As such, I believe it suggests that management likely assessed that its stock is considered undervalued at these levels, lifting investors’ confidence in adding more exposure. Also, management’s decision to initiate a new authorization of $1B at its earnings release suggests that the company likely anticipated a sharp reversal in its stock price, offering opportunities to be more aggressive with its buyback. CEO Badri Kothandaraman offered his views on the company’s buyback program as he articulated:
Enphase will only buy back stock at a value below the conservatively estimated intrinsic value of the stock. The company aims to be disciplined and not overly aggressive in its buyback strategy. – Enphase FQ2’23 earnings call
The company offered a clear assessment of excess inventory in the current quarter, as inventory levels in the channel remain high. As such, the company’s decision to take a “one-time” adjustment in Q3 is expected to drive a faster normalization in the channel inventory, allowing Enphase to return to the growth phase subsequently.
Enphase bears will likely point out that the company’s premium valuation suggests that any form of weak execution/guidance will probably be scrutinized. It makes sense as growth investors worry about whether the uncertain macroeconomic conditions could worsen further, coupled with a still hawkish Fed that increased the Fed Fund rates by another 25 bps this week. Worsened by the uncertain regulatory impact of the introduction of NEM 3.0, Enphase investors are faced with several growth risk factors.

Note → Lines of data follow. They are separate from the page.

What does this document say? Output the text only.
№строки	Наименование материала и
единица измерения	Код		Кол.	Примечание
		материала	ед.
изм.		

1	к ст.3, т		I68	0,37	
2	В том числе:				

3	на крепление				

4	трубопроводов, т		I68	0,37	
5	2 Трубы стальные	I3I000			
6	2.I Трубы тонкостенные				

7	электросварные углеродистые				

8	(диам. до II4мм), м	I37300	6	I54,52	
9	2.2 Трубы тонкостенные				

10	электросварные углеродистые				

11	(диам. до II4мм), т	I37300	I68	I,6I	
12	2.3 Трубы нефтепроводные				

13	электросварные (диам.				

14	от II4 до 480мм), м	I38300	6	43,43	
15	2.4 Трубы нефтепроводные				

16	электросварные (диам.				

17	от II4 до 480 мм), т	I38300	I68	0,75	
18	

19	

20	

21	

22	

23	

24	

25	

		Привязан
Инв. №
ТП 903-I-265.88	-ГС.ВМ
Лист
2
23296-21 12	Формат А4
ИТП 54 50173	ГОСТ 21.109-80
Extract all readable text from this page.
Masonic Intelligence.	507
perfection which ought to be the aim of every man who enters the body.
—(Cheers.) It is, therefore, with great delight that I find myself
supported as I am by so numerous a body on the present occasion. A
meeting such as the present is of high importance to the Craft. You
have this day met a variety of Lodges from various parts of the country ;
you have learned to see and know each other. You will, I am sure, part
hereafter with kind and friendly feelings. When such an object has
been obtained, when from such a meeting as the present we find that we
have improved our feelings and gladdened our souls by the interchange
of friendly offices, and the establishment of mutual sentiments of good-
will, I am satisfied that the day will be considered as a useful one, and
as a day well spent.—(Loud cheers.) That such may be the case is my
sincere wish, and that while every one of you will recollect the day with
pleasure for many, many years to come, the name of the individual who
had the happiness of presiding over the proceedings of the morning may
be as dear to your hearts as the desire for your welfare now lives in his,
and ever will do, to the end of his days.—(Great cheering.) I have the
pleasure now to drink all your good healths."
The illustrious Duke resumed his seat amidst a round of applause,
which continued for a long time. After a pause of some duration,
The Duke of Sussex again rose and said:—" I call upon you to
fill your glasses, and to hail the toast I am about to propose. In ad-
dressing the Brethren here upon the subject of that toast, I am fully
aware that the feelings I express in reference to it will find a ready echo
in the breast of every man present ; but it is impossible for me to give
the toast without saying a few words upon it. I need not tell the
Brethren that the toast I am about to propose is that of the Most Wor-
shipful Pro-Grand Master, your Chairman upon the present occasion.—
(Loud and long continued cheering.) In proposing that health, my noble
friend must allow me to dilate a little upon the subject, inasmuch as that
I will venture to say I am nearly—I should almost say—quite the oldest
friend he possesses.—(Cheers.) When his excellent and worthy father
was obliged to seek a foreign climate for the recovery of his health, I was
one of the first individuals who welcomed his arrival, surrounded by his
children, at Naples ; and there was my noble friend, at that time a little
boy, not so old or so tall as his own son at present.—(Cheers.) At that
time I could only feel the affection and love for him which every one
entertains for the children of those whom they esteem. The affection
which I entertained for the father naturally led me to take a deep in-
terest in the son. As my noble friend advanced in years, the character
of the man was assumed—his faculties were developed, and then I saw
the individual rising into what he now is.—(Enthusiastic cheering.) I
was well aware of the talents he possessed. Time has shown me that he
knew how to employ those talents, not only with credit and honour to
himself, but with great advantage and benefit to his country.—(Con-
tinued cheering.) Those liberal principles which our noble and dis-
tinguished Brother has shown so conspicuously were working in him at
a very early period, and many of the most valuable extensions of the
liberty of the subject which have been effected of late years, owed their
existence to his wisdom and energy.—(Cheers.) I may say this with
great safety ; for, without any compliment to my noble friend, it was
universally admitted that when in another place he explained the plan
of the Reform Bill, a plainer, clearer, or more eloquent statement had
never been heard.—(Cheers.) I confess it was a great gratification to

However, astute growth investors also know that the best opportunities in highly volatile stocks like ENPH are likely found when the market priced in significant pessimism, as reflected in ENPH’s price action.
ENPH analysts’ price targets (TIKR)
Notwithstanding the steep selloff, ENPH should still be valued as a growth stock, as rated by Seeking Alpha Quant’s growth grade of “A.” Notably, ENPH is still consolidating close to the lower bound of analysts’ price targets or PTs, which also saw dip buyers returning confidently over the past three years.
However, depending solely on such a historical trend could be perilous as the market is not backward-looking. The critical question is where buyers are expected to defend the selloff as ENPH holders look to add more positions.
ENPH price chart (weekly) (TradingView)
ENPH has been consolidating constructively at the $150 level since the selloff after its first-quarter earnings release. Momentum buyers have not returned in force, but ENPH dip buyers didn’t give up these levels since then.
With the expected post-earnings selloff from yesterday’s release, I expect that level to be re-tested again, allowing us another opportunity to assess buying support.
That said, I assessed that buying support should remain robust, with the market likely pricing in the impact of its lowered guidance quickly. High-conviction investors expecting the normalization phase to be completed in the second half should find the sold off levels attractive.
Rating: Maintain Buy.
Important note: Investors are reminded to do their due diligence and not rely on the information provided as financial advice. Please always apply independent thinking and note that the rating is not intended to time a specific entry/exit at the point of writing unless otherwise specified.